Claim:   Faced with a two-page exam he cannot complete, an unprepared student hands in only the first page, then quickly leaves the room, looks up the remaining answers, completes the second page, drops it on the floor at the back of the classroom after the period is over, and waits for someone to find it and turn it in.


Example:   [Brunvand, 1986]

The student takes a test which is composed of two pages. Realizing that he doesn’t know much, he spends all his time on the second page. When the period ends, he slips the first page into his notebook and only hands in the second page.

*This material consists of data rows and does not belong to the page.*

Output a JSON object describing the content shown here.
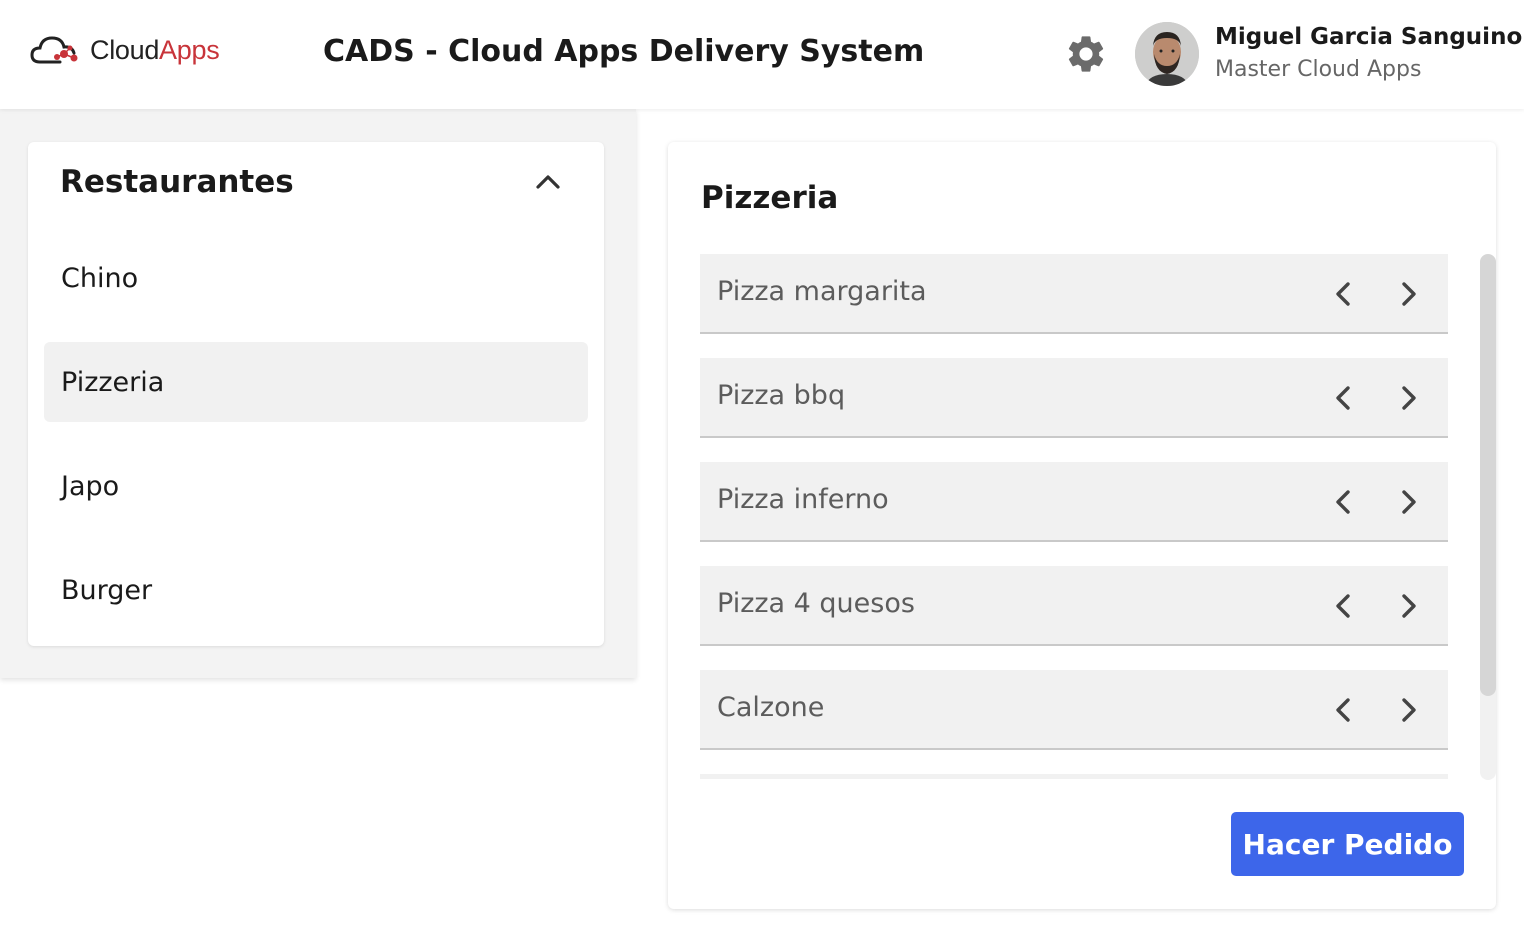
{
  "header": {
    "logo": {
      "text_dark": "Cloud",
      "text_accent": "Apps",
      "icon": "cloud-icon"
    },
    "title": "CADS - Cloud Apps Delivery System",
    "settings_icon": "gear-icon",
    "user": {
      "name": "Miguel Garcia Sanguino",
      "subtitle": "Master Cloud Apps"
    }
  },
  "restaurants": {
    "title": "Restaurantes",
    "collapse_icon": "chevron-up-icon",
    "items": [
      {
        "label": "Chino",
        "selected": false
      },
      {
        "label": "Pizzeria",
        "selected": true
      },
      {
        "label": "Japo",
        "selected": false
      },
      {
        "label": "Burger",
        "selected": false
      }
    ]
  },
  "menu": {
    "title": "Pizzeria",
    "items": [
      {
        "label": "Pizza margarita"
      },
      {
        "label": "Pizza bbq"
      },
      {
        "label": "Pizza inferno"
      },
      {
        "label": "Pizza 4 quesos"
      },
      {
        "label": "Calzone"
      }
    ],
    "prev_icon": "chevron-left-icon",
    "next_icon": "chevron-right-icon",
    "order_button": "Hacer Pedido"
  },
  "colors": {
    "accent": "#3d66ea",
    "brand_red": "#c8343a",
    "selected_bg": "#f1f1f1",
    "panel_bg": "#f3f3f3"
  }
}
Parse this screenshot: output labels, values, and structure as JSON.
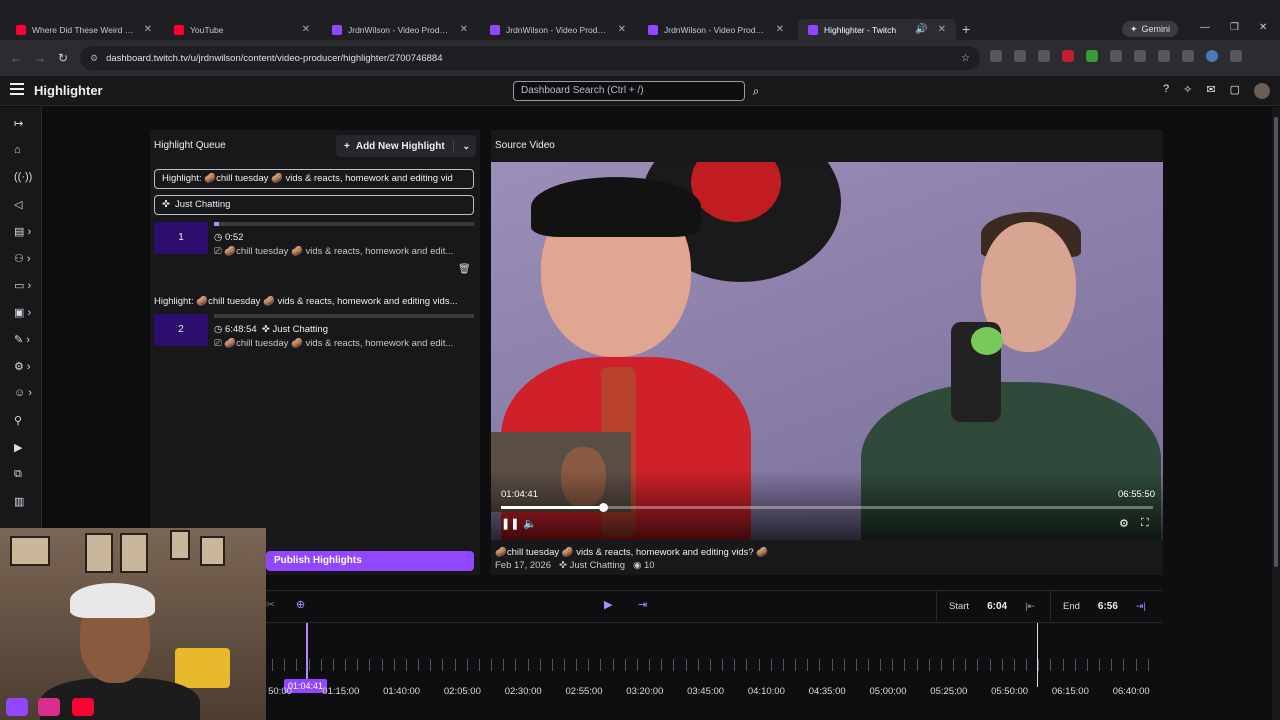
{
  "browser": {
    "tabs": [
      {
        "title": "Where Did These Weird 3D",
        "fav": "#ff0033"
      },
      {
        "title": "YouTube",
        "fav": "#ff0033"
      },
      {
        "title": "JrdnWilson - Video Produce",
        "fav": "#9147ff"
      },
      {
        "title": "JrdnWilson - Video Produce",
        "fav": "#9147ff"
      },
      {
        "title": "JrdnWilson - Video Produce",
        "fav": "#9147ff"
      },
      {
        "title": "Highlighter - Twitch",
        "fav": "#9147ff"
      }
    ],
    "gemini": "Gemini",
    "url": "dashboard.twitch.tv/u/jrdnwilson/content/video-producer/highlighter/2700746884"
  },
  "topnav": {
    "title": "Highlighter",
    "search_placeholder": "Dashboard Search (Ctrl + /)"
  },
  "queue": {
    "header": "Highlight Queue",
    "add_label": "Add New Highlight",
    "title_field": "Highlight: 🥔chill tuesday 🥔 vids & reacts, homework and editing vid",
    "category_field": "Just Chatting",
    "clips": [
      {
        "number": "1",
        "duration": "0:52",
        "category": "",
        "title": "🥔chill tuesday 🥔 vids & reacts, homework and edit...",
        "progress": 0.02
      },
      {
        "number": "2",
        "duration": "6:48:54",
        "category": "Just Chatting",
        "title": "🥔chill tuesday 🥔 vids & reacts, homework and edit...",
        "progress": 0.0
      }
    ],
    "highlight2_title": "Highlight: 🥔chill tuesday 🥔 vids & reacts, homework and editing vids...",
    "publish_label": "Publish Highlights"
  },
  "video": {
    "header": "Source Video",
    "current_time": "01:04:41",
    "duration": "06:55:50",
    "progress": 0.156,
    "title": "🥔chill tuesday 🥔 vids & reacts, homework and editing vids? 🥔",
    "date": "Feb 17, 2026",
    "category": "Just Chatting",
    "views": "10"
  },
  "timeline": {
    "start_label": "Start",
    "start_value": "6:04",
    "end_label": "End",
    "end_value": "6:56",
    "playhead_label": "01:04:41",
    "ticks": [
      "50:00",
      "01:15:00",
      "01:40:00",
      "02:05:00",
      "02:30:00",
      "02:55:00",
      "03:20:00",
      "03:45:00",
      "04:10:00",
      "04:35:00",
      "05:00:00",
      "05:25:00",
      "05:50:00",
      "06:15:00",
      "06:40:00"
    ]
  },
  "colors": {
    "accent": "#9147ff",
    "accent_light": "#b28bff",
    "clip_bg": "#2c0d6b"
  }
}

Once outside the classroom, he hurriedly looks up the answers and fills in the first page. Then he takes and steps on the page. He gives this page to a friend who [has] a later class in the same room. The friend approaches the teacher after class and says that he found this “in the back.” The teacher takes it, checks through the papers collected in the morning class, and sure enough, the student’s first page is missing. He grades all the papers and the student gets an A.


Finders keepers!

  • In some versions the deceptive student recruits a friend who has a class in the same room later in the day to hand in the test paper and claim that he found it on the floor.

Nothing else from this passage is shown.